Network I/O는 disk I/O와 performance/addressing characteristics가 크게 다르므로 대부분 OS는 disk의 read()-write()-seek() interface와 다른 network socket interface를 제공한다. Socket은 communication endpoint다. Application은 socket을 만들고, local socket을 remote address에 connect하거나, remote application이 local socket에 connect하기를 listen하고, connection을 통해 packets를 send/receive한다.

Network servers를 위해 socket interface는 select()를 제공한다. select()는 sockets set을 관리하고, 어떤 socket에 받을 packet이 기다리는지, 어떤 socket이 보낼 packet을 받을 room이 있는지 알려 준다. 이렇게 하면 network I/O를 위해 직접 polling/busy waiting을 반복하지 않아도 된다.

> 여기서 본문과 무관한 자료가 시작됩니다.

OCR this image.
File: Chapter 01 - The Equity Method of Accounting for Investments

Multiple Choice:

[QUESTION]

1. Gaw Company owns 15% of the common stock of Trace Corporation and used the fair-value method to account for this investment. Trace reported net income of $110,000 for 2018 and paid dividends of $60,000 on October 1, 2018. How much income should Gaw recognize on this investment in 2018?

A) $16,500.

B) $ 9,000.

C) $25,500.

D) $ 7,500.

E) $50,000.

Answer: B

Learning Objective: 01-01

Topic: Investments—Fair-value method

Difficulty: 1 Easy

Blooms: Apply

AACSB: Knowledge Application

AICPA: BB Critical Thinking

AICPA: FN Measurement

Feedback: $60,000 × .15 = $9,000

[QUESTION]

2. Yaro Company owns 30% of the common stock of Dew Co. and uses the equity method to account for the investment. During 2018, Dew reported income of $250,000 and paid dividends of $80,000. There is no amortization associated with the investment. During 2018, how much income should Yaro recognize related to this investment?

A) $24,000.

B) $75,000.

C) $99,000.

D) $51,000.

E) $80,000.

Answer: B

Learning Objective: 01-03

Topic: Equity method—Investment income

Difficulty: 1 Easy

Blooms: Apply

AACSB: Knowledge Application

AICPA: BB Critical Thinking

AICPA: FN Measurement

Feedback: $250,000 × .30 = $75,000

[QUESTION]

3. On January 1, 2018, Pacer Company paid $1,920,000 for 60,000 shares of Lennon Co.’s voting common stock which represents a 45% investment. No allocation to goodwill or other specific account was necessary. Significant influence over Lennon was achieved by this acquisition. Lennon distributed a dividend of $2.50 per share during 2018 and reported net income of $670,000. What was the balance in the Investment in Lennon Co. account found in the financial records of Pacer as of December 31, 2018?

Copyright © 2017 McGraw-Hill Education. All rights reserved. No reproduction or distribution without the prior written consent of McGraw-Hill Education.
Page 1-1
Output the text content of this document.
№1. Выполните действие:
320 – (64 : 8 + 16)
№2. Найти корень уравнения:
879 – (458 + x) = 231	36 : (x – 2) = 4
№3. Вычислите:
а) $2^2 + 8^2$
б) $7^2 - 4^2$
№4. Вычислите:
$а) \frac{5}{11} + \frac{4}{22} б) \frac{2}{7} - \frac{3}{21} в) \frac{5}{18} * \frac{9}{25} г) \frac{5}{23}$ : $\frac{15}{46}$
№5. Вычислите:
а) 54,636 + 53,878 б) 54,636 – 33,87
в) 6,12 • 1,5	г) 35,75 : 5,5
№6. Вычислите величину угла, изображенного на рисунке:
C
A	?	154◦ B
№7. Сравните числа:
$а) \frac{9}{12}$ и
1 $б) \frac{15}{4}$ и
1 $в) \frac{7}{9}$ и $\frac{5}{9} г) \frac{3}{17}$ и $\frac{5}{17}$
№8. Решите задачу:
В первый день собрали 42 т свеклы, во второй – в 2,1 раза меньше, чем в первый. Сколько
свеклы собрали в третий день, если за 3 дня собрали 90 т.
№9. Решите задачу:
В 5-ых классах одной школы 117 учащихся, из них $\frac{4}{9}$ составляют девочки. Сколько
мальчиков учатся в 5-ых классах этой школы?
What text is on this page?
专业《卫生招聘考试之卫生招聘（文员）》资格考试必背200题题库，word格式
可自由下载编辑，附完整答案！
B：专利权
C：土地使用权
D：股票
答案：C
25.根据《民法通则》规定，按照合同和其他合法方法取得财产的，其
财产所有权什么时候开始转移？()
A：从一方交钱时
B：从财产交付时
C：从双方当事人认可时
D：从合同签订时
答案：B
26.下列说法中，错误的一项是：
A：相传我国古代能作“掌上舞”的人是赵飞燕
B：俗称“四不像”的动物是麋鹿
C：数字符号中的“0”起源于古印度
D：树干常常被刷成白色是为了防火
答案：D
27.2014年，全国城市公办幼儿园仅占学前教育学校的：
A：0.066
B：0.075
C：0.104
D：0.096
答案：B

UNIX에는 sockets 외에도 half-duplex pipes, full-duplex FIFOs, full-duplex STREAMS, message queues 등 여러 IPC/network mechanisms가 있다. 이 세부 목록보다 중요한 점은 network interface가 storage interface와 다르다는 것이다. Network는 endpoint addressing, packet readiness, congestion/failure, multiplexing이 중심이고, disk는 block location과 sequential/random access가 중심이다.

12.3.3 Clocks and Timers

Hardware clocks와 timers는 세 가지 기본 기능을 제공한다.

Current time 제공
Elapsed time 측정
Time T에 operation X를 trigger하도록 timer 설정

이 기능은 OS와 time-sensitive applications가 모두 많이 사용한다. Elapsed time measurement와 operation trigger에 쓰이는 hardware는 programmable interval timer다. 일정 시간 뒤 interrupt를 발생시키거나 periodic interrupts를 발생시키도록 설정할 수 있다.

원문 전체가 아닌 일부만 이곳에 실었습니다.